Ask questionsFL16 model run on GPU
Describe the problem We tried to run a post-quantized (to float16) model on a robot with GPU delegate according to https://www.tensorflow.org/lite/performance/gpu and https://medium.com/tensorflow/tensorflow-model-optimization-toolkit-float16-quantization-halves-model-size-cc113c75a2fa but it fails to run on GPU even after we graph transformed non-GPU supported operators in it. The logs is attached.
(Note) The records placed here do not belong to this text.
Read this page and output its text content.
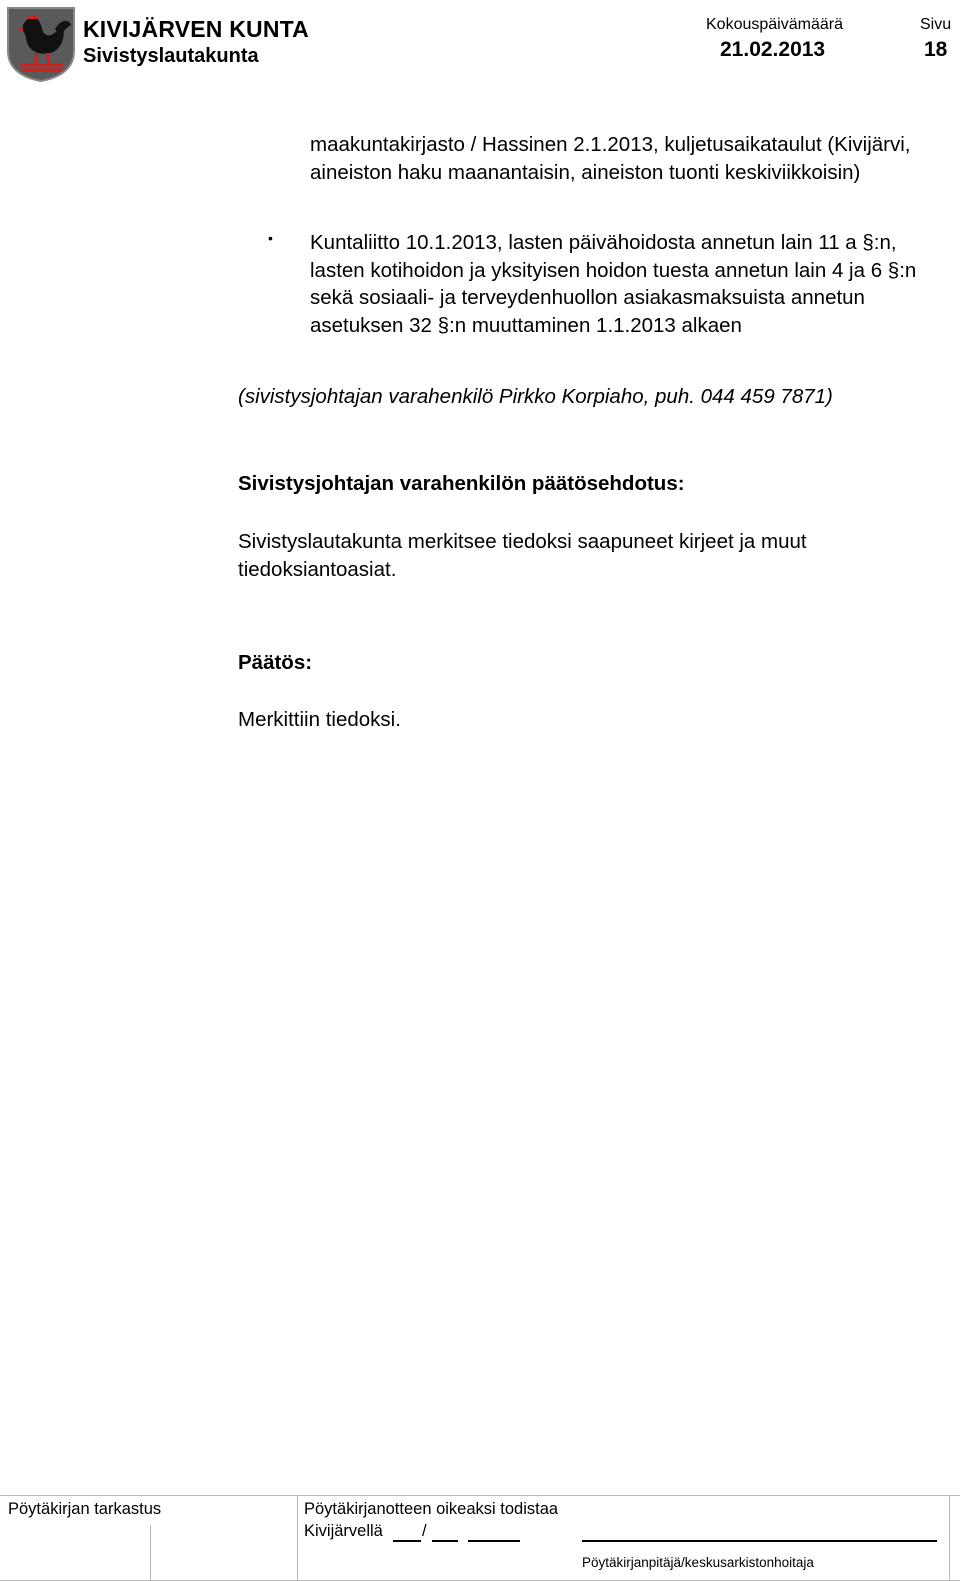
KIVIJÄRVEN KUNTA
Sivistyslautakunta
Kokouspäivämäärä
21.02.2013
Sivu
18
maakuntakirjasto / Hassinen 2.1.2013, kuljetusaikataulut (Kivijärvi, aineiston haku maanantaisin, aineiston tuonti keskiviikkoisin)
• Kuntaliitto 10.1.2013, lasten päivähoidosta annetun lain 11 a §:n, lasten kotihoidon ja yksityisen hoidon tuesta annetun lain 4 ja 6 §:n sekä sosiaali- ja terveydenhuollon asiakasmaksuista annetun asetuksen 32 §:n muuttaminen 1.1.2013 alkaen
(sivistysjohtajan varahenkilö Pirkko Korpiaho, puh. 044 459 7871)
Sivistysjohtajan varahenkilön päätösehdotus:
Sivistyslautakunta merkitsee tiedoksi saapuneet kirjeet ja muut tiedoksiantoasiat.
Päätös:
Merkittiin tiedoksi.
Pöytäkirjan tarkastus	Pöytäkirjanotteen oikeaksi todistaa
Kivijärvellä /
Pöytäkirjanpitäjä/keskusarkistonhoitaja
Interesting thing is if we do not quantize it to fl16, all operators of the model can successfully run on GPU. Netron shows there are lots of 'dequantize' operators added to the graph after we use tflite converter to quantize the model to fl16. So what should we do to let the quantized fl16 model run on GPU entirely?
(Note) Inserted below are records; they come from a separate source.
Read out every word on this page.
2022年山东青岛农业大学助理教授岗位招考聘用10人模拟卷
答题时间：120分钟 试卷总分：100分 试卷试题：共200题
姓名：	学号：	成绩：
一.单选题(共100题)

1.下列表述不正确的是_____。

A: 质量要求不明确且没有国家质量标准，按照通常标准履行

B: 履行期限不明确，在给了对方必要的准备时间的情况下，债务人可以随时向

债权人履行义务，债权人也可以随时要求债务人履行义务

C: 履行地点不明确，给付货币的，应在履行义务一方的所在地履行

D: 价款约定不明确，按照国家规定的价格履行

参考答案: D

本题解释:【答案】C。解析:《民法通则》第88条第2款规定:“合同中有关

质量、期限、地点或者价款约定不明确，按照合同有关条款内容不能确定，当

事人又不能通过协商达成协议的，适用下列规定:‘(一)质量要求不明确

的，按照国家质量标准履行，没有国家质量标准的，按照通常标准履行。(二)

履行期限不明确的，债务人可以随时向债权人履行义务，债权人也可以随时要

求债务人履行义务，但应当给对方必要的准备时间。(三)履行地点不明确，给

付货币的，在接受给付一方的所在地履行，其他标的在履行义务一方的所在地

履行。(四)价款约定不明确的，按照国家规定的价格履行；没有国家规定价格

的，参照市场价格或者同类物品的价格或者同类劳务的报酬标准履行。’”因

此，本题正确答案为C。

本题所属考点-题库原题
One more question is we found a parameter SetAllowFp16PrecisionForFp32 in tflite c++. What is the difference between 1).set this to true and use a fl32 model. 2). set this to true and use fl16 model. 3). set this to false and use fl32 model. 4) set this to false and use fl16 model?
Model is uploaded in: https://drive.google.com/drive/folders/18B4Wx4BEPxfptsTmIEZySwILLZNXbE2v?usp=sharing Inputs are image of size 1933213
Please provide the exact sequence of commands/steps when you ran into the problem INFO: Initialized TensorFlow Lite runtime. INFO: Created TensorFlow Lite delegate for GPU. ERROR: Next operations are not supported by GPU delegate: CONV_2D: Expected 1 input tensor(s), but node has 3 runtime input(s). DEPTHWISE_CONV_2D: Expected 1 input tensor(s), but node has 3 runtime input(s). DEQUANTIZE: Operation is not supported. First 0 operations will run on the GPU, and the remaining 198 on the CPU.
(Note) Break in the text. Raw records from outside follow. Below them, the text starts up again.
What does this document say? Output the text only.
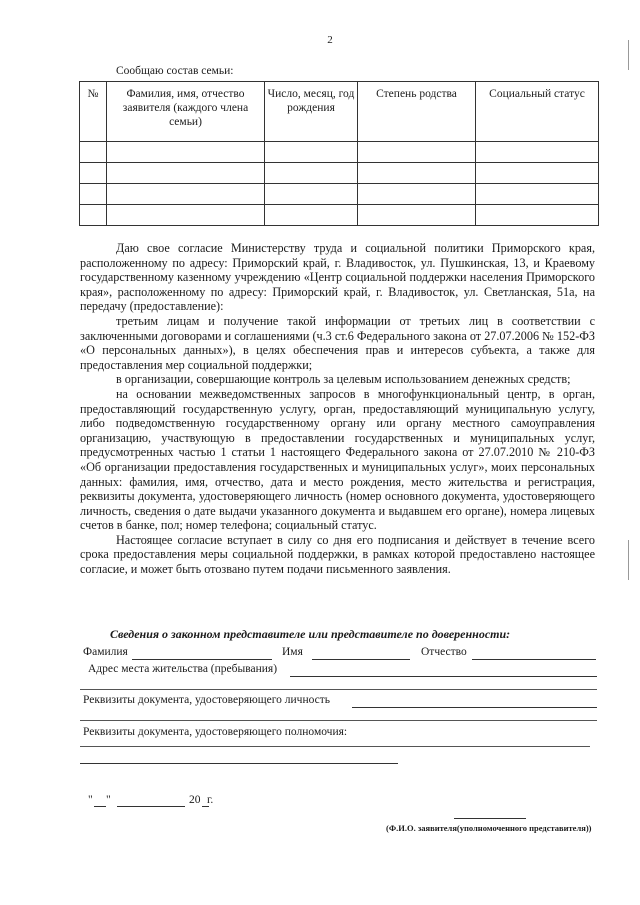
2
Сообщаю состав семьи:
№	Фамилия, имя, отчество заявителя (каждого члена семьи)	Число, месяц, год рождения	Степень родства	Социальный статус

Даю свое согласие Министерству труда и социальной политики Приморского края, расположенному по адресу: Приморский край, г. Владивосток, ул. Пушкинская, 13, и Краевому государственному казенному учреждению «Центр социальной поддержки населения Приморского края», расположенному по адресу: Приморский край, г. Владивосток, ул. Светланская, 51а, на передачу (предоставление):

третьим лицам и получение такой информации от третьих лиц в соответствии с заключенными договорами и соглашениями (ч.3 ст.6 Федерального закона от 27.07.2006 № 152-ФЗ «О персональных данных»), в целях обеспечения прав и интересов субъекта, а также для предоставления мер социальной поддержки;

в организации, совершающие контроль за целевым использованием денежных средств;

на основании межведомственных запросов в многофункциональный центр, в орган, предоставляющий государственную услугу, орган, предоставляющий муниципальную услугу, либо подведомственную государственному органу или органу местного самоуправления организацию, участвующую в предоставлении государственных и муниципальных услуг, предусмотренных частью 1 статьи 1 настоящего Федерального закона от 27.07.2010 № 210-ФЗ «Об организации предоставления государственных и муниципальных услуг», моих персональных данных: фамилия, имя, отчество, дата и место рождения, место жительства и регистрация, реквизиты документа, удостоверяющего личность (номер основного документа, удостоверяющего личность, сведения о дате выдачи указанного документа и выдавшем его органе), номера лицевых счетов в банке, пол; номер телефона; социальный статус.

Настоящее согласие вступает в силу со дня его подписания и действует в течение всего срока предоставления меры социальной поддержки, в рамках которой предоставлено настоящее согласие, и может быть отозвано путем подачи письменного заявления.

Сведения о законном представителе или представителе по доверенности:
Фамилия	Имя	Отчество
Адрес места жительства (пребывания)
Реквизиты документа, удостоверяющего личность
Реквизиты документа, удостоверяющего полномочия:
" "	20 г.
(Ф.И.О. заявителя(уполномоченного представителя))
Answer questions rxiang040
@rxiang040 You are using an older version of the GPU delegate, which isn't maintained anymore. Could you try with TfLiteGpuDelegateOptionsV2? Its in a different header. Look at the Delegate page for other languages.
Out of curiosity, have you tried using the 8-bit quantization support w/ GPU? There might be a slight precision dip, but the models turn out 50% smaller compared to fp16.
Thanks so much for your advice. We will try TfLiteGpuDelegateOptionsV2. As for the 8-bit quantization support w/ GPU, can GPU perform 8-bit computations? I thought only 32-bit and 16-bit model can use GPU delegate.